How resource links work in Lake Formation - AWS Lake Formation

How resource links work in Lake Formation

A resource link is a Data Catalog object that is a link to a local or shared database or table. After you create a resource link to a database or table, you can use the resource link name wherever you would use the database or table name. Along with tables that you own or tables that are shared with you, table resource links are returned by glue:GetTables() and appear as entries on the Tables page of the Lake Formation console. Resource links to databases act in a similar manner.

Creating a resource link to a database or table enables you to do the following:

  • Assign a different name to a database or table in your Data Catalog. This is especially useful if different AWS accounts share databases or tables with the same name, or if multiple databases in your account have tables with the same name.

  • Access the Data Catalog databases and tables from any AWS Region by creating resource links in those regions pointing to the database and tables in another region. You can run queries in any region with these resource links using Athena, Amazon EMR and run AWS Glue ETL Spark jobs, without copying source data nor the metadata in Glue Data Catalog.

  • Use integrated AWS services such as Amazon Athena and Amazon Redshift Spectrum to run queries that access shared databases or tables. Some integrated services can't directly access databases or tables across accounts. However, they can access resource links in your account to databases and tables in other accounts.

Note

You don't need to create a resource link to reference a shared database or table in AWS Glue extract, transform, and load (ETL) scripts. However, to avoid ambiguity when multiple AWS accounts share a database or table with the same name, you can either create and use a resource link or specify the catalog ID when invoking ETL operations.

The following example shows the Lake Formation console Tables page, which lists two resource links. Resource link names are always displayed in italics. Each resource link is displayed along with the name and owner of its linked shared resource. In this example, a data lake administrator in AWS account 1111-2222-3333 shared the inventory and incidents tables with account 1234-5678-9012. A user in that account then created resource links to those shared tables.


        The Tables page shows two resource links. The resource link name is shown under the
          Name column, the shared table name is shown under the Shared resource column, and the
          account that shared the table is shown under the Shared resource owner column.

The following are notes and restrictions on resource links:

  • Resource links are required to enable integrated services such as Athena and Redshift Spectrum to query the underlying data of shared tables. Queries in these integrated services are constructed against the resource link names.

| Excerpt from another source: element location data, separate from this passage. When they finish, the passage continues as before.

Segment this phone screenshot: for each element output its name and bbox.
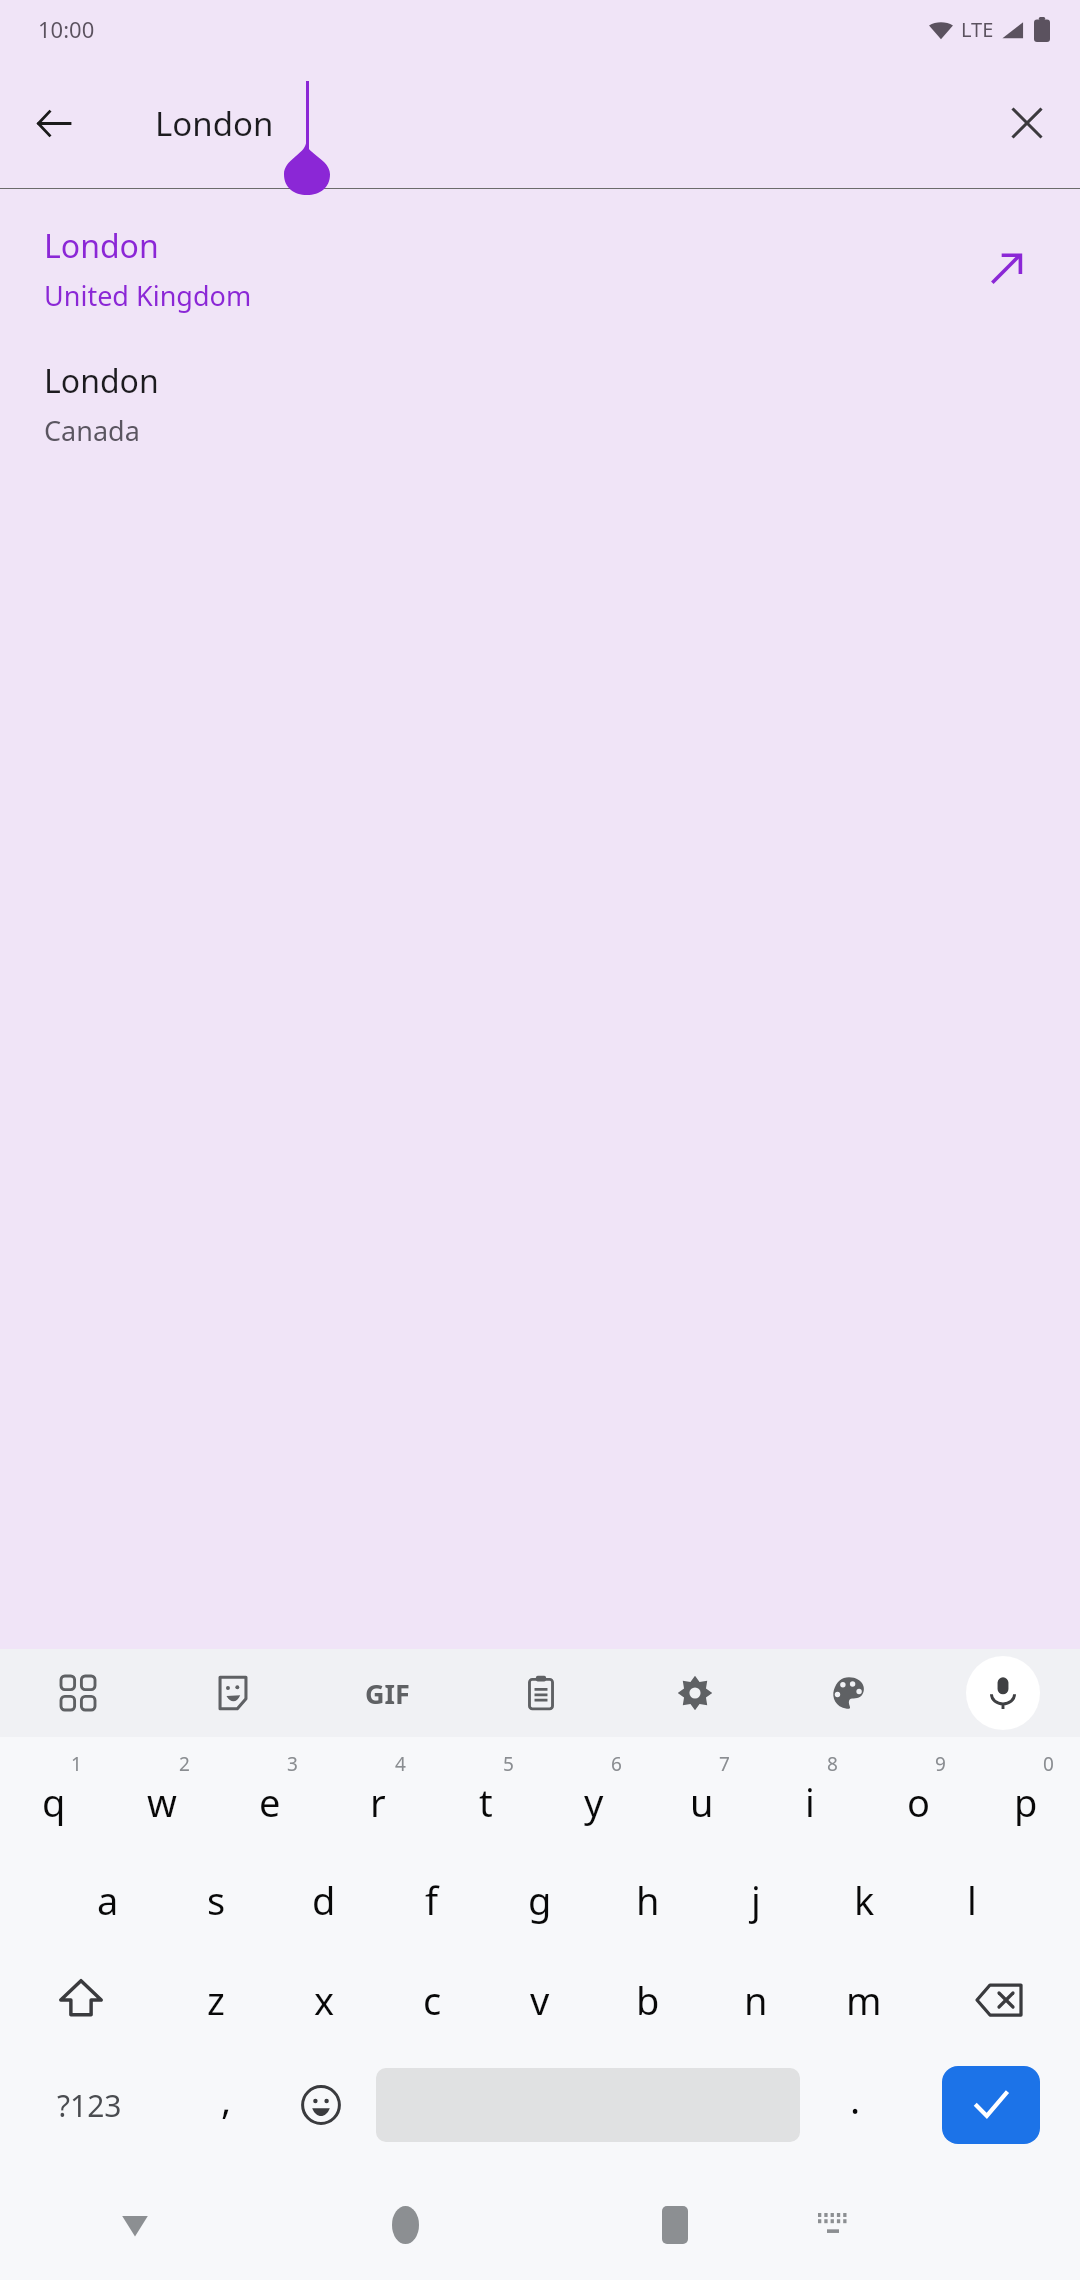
staticText: LTE <box>961 16 994 43</box>
staticText: o <box>907 1776 930 1828</box>
staticText: m <box>846 1974 882 2026</box>
button[interactable]: h <box>594 1850 702 1950</box>
button[interactable]: GIF <box>350 1656 424 1730</box>
button[interactable]: London <box>0 346 1080 461</box>
button[interactable]: q <box>0 1745 108 1850</box>
staticText: f <box>425 1874 439 1926</box>
button[interactable]: w <box>108 1745 216 1850</box>
staticText: 2 <box>179 1751 190 1777</box>
button[interactable]: k <box>810 1850 918 1950</box>
button[interactable]: Back <box>20 90 86 156</box>
button[interactable]: Use this suggestion <box>976 239 1036 299</box>
button[interactable]: d <box>270 1850 378 1950</box>
button[interactable]: v <box>486 1950 594 2050</box>
staticText: 6 <box>611 1751 622 1777</box>
button[interactable]: u <box>648 1745 756 1850</box>
button[interactable]: Toolbox <box>41 1656 115 1730</box>
staticText: u <box>690 1776 714 1828</box>
button[interactable]: Theme <box>812 1656 886 1730</box>
button[interactable]: London <box>0 211 1080 326</box>
staticText: . <box>850 2073 861 2125</box>
button[interactable]: z <box>162 1950 270 2050</box>
button[interactable]: x <box>270 1950 378 2050</box>
staticText: London <box>44 359 159 403</box>
staticText: 9 <box>935 1751 946 1777</box>
staticText: 0 <box>1043 1751 1054 1777</box>
staticText: w <box>147 1776 177 1828</box>
staticText: e <box>259 1776 281 1828</box>
staticText: a <box>97 1874 119 1926</box>
staticText: s <box>207 1874 226 1926</box>
staticText: 4 <box>395 1751 406 1777</box>
staticText: 5 <box>503 1751 514 1777</box>
staticText: 3 <box>287 1751 298 1777</box>
staticText: q <box>42 1776 66 1828</box>
button[interactable]: Backspace <box>918 1950 1080 2050</box>
button[interactable]: c <box>378 1950 486 2050</box>
button[interactable]: Voice input <box>966 1656 1040 1730</box>
staticText: , <box>221 2073 232 2125</box>
staticText: j <box>751 1874 761 1926</box>
button[interactable]: Clear <box>994 90 1060 156</box>
button[interactable]: o <box>864 1745 972 1850</box>
staticText: y <box>584 1776 604 1828</box>
button[interactable]: b <box>594 1950 702 2050</box>
staticText: d <box>312 1874 336 1926</box>
staticText: 8 <box>827 1751 838 1777</box>
staticText: r <box>370 1776 386 1828</box>
staticText: p <box>1014 1776 1038 1828</box>
staticText: London <box>155 101 274 146</box>
staticText: United Kingdom <box>44 277 252 314</box>
button[interactable]: t <box>432 1745 540 1850</box>
staticText: g <box>528 1874 552 1926</box>
button[interactable]: j <box>702 1850 810 1950</box>
button[interactable]: a <box>54 1850 162 1950</box>
button[interactable]: ?123 <box>0 2050 179 2160</box>
staticText: k <box>854 1874 875 1926</box>
staticText: t <box>479 1776 493 1828</box>
button[interactable]: Emoji <box>274 2050 368 2160</box>
button[interactable]: p <box>972 1745 1080 1850</box>
staticText: ?123 <box>57 2085 122 2126</box>
staticText: x <box>314 1974 335 2026</box>
staticText: c <box>423 1974 442 2026</box>
button[interactable]: e <box>216 1745 324 1850</box>
staticText: 1 <box>71 1751 82 1777</box>
button[interactable]: m <box>810 1950 918 2050</box>
button[interactable]: Stickers <box>196 1656 270 1730</box>
staticText: n <box>744 1974 768 2026</box>
staticText: l <box>967 1874 977 1926</box>
button[interactable]: Back <box>0 2170 270 2280</box>
staticText: 7 <box>719 1751 730 1777</box>
button[interactable]: Done <box>942 2066 1040 2144</box>
button[interactable]: . <box>808 2050 902 2160</box>
button[interactable]: Home <box>270 2170 540 2280</box>
button[interactable]: r <box>324 1745 432 1850</box>
button[interactable]: Switch keyboard <box>810 2170 1080 2280</box>
staticText: Canada <box>44 412 140 449</box>
button[interactable]: y <box>540 1745 648 1850</box>
staticText: b <box>636 1974 660 2026</box>
button[interactable]: Clipboard <box>504 1656 578 1730</box>
button[interactable]: l <box>918 1850 1026 1950</box>
staticText: London <box>44 224 159 268</box>
staticText: i <box>805 1776 815 1828</box>
staticText: z <box>207 1974 225 2026</box>
button[interactable]: f <box>378 1850 486 1950</box>
staticText: v <box>530 1974 550 2026</box>
button[interactable]: g <box>486 1850 594 1950</box>
button[interactable]: , <box>179 2050 274 2160</box>
button[interactable]: Shift <box>0 1950 162 2050</box>
button[interactable]: Recents <box>540 2170 810 2280</box>
staticText: h <box>636 1874 660 1926</box>
button[interactable]: Settings <box>658 1656 732 1730</box>
button[interactable]: n <box>702 1950 810 2050</box>
button[interactable]: i <box>756 1745 864 1850</box>
staticText: GIF <box>365 1675 410 1712</box>
staticText: 10:00 <box>38 14 95 44</box>
button[interactable]: s <box>162 1850 270 1950</box>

  • Assuming that the setting Use only IAM access control for new tables in this database is turned off for the containing database, only the principal who created a resource link can view and access it. To enable other principals in your account to access a resource link, grant the DESCRIBE permission on it. To enable others to drop a resource link, grant the DROP permission on it. Data lake administrators can access all resource links in the account. To drop a resource link created by another principal, the data lake administrator must first grant themselves the DROP permission on the resource link. For more information, see Lake Formation permissions reference.

    Important

    Granting permissions on a resource link doesn't grant permissions on the target (linked) database or table. You must grant permissions on the target separately.

  • To create a resource link, you need the Lake Formation CREATE_TABLE or CREATE_DATABASE permission, as well as the glue:CreateTable or glue:CreateDatabase AWS Identity and Access Management (IAM) permission.

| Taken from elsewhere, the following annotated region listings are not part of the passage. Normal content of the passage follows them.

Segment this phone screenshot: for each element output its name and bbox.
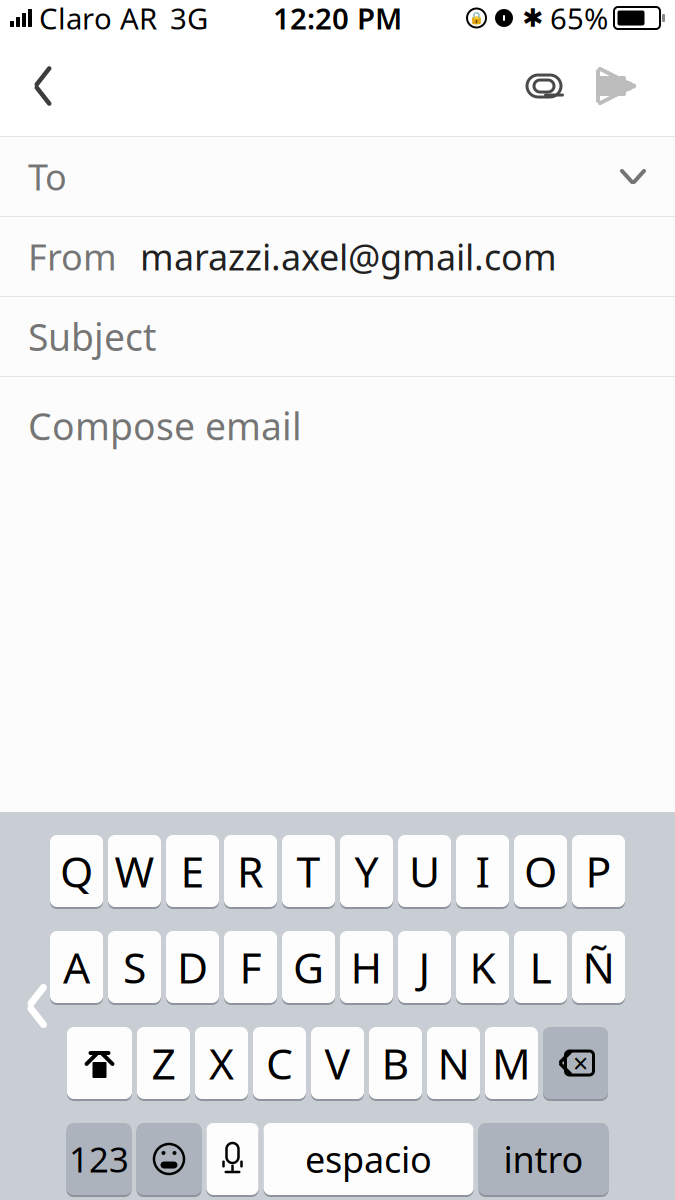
staticText: Compose email: [28, 401, 302, 451]
staticText: G: [293, 939, 324, 995]
button[interactable]: E: [166, 834, 219, 908]
staticText: ×: [573, 1045, 588, 1081]
staticText: S: [123, 939, 146, 995]
button[interactable]: B: [369, 1026, 422, 1100]
staticText: 123: [69, 1136, 129, 1182]
button[interactable]: V: [311, 1026, 364, 1100]
staticText: C: [266, 1035, 293, 1091]
button[interactable]: H: [340, 930, 393, 1004]
staticText: 12:20 PM: [273, 0, 402, 38]
staticText: K: [470, 939, 496, 995]
button[interactable]: T: [282, 834, 335, 908]
staticText: W: [114, 843, 154, 899]
button[interactable]: A: [50, 930, 103, 1004]
staticText: X: [209, 1035, 234, 1091]
staticText: Z: [152, 1035, 176, 1091]
button[interactable]: S: [108, 930, 161, 1004]
button[interactable]: R: [224, 834, 277, 908]
button[interactable]: Back: [6, 49, 80, 123]
staticText: To: [28, 153, 67, 200]
staticText: H: [350, 939, 382, 995]
button[interactable]: C: [253, 1026, 306, 1100]
staticText: Ñ: [582, 939, 614, 995]
staticText: J: [418, 939, 430, 995]
staticText: intro: [504, 1135, 584, 1183]
staticText: R: [237, 843, 264, 899]
button[interactable]: Attach file: [507, 49, 581, 123]
button[interactable]: X: [195, 1026, 248, 1100]
button[interactable]: L: [514, 930, 567, 1004]
button[interactable]: D: [166, 930, 219, 1004]
staticText: From: [28, 233, 117, 280]
staticText: U: [409, 843, 440, 899]
staticText: 3G: [170, 0, 208, 38]
staticText: P: [586, 843, 612, 899]
staticText: A: [63, 939, 90, 995]
staticText: E: [180, 843, 204, 899]
button[interactable]: F: [224, 930, 277, 1004]
button[interactable]: Subject: [0, 297, 675, 377]
staticText: N: [438, 1035, 470, 1091]
button[interactable]: K: [456, 930, 509, 1004]
button[interactable]: From: [0, 217, 675, 297]
button[interactable]: Dictate: [206, 1122, 258, 1196]
staticText: espacio: [305, 1135, 432, 1183]
button[interactable]: Q: [50, 834, 103, 908]
button[interactable]: Y: [340, 834, 393, 908]
button[interactable]: Delete: [543, 1026, 608, 1100]
button[interactable]: W: [108, 834, 161, 908]
button[interactable]: Shift: [67, 1026, 132, 1100]
button[interactable]: O: [514, 834, 567, 908]
button[interactable]: intro: [478, 1122, 608, 1196]
button[interactable]: N: [427, 1026, 480, 1100]
button[interactable]: G: [282, 930, 335, 1004]
button[interactable]: Compose email: [0, 377, 675, 812]
staticText: Subject: [28, 312, 156, 361]
button[interactable]: M: [485, 1026, 538, 1100]
staticText: marazzi.axel@gmail.com: [140, 233, 557, 280]
staticText: V: [324, 1035, 350, 1091]
staticText: 🔒: [469, 11, 484, 25]
button[interactable]: U: [398, 834, 451, 908]
button[interactable]: P: [572, 834, 625, 908]
button[interactable]: espacio: [264, 1122, 474, 1196]
staticText: D: [177, 939, 208, 995]
staticText: O: [524, 843, 557, 899]
staticText: Y: [354, 843, 378, 899]
button[interactable]: 123: [66, 1122, 132, 1196]
button[interactable]: I: [456, 834, 509, 908]
staticText: F: [240, 939, 262, 995]
button[interactable]: Emoji: [136, 1122, 202, 1196]
button[interactable]: Send: [581, 49, 655, 123]
button[interactable]: To: [0, 137, 675, 217]
button[interactable]: Z: [137, 1026, 190, 1100]
staticText: M: [492, 1035, 531, 1091]
staticText: T: [296, 843, 320, 899]
staticText: Q: [60, 843, 93, 899]
staticText: ✱: [522, 4, 543, 32]
staticText: Claro AR: [39, 0, 157, 38]
staticText: I: [476, 843, 490, 899]
staticText: B: [382, 1035, 410, 1091]
button[interactable]: Ñ: [572, 930, 625, 1004]
button[interactable]: J: [398, 930, 451, 1004]
staticText: L: [530, 939, 552, 995]
staticText: 65%: [550, 0, 608, 38]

  • You can create resource links to local (owned) Data Catalog resources, as well as to resources shared with your AWS account.

  • When you create a resource link, no check is performed to see if the target shared resource exists or whether you have cross-account permissions on the resource. This enables you to create the resource link and shared resource in any order.

  • If you delete a resource link, the linked shared resource is not dropped. If you drop a shared resource, resource links to that resource are not deleted.

  • It's possible to create resource link chains. However, there is no value in doing so, because the APIs follow only the first resource link.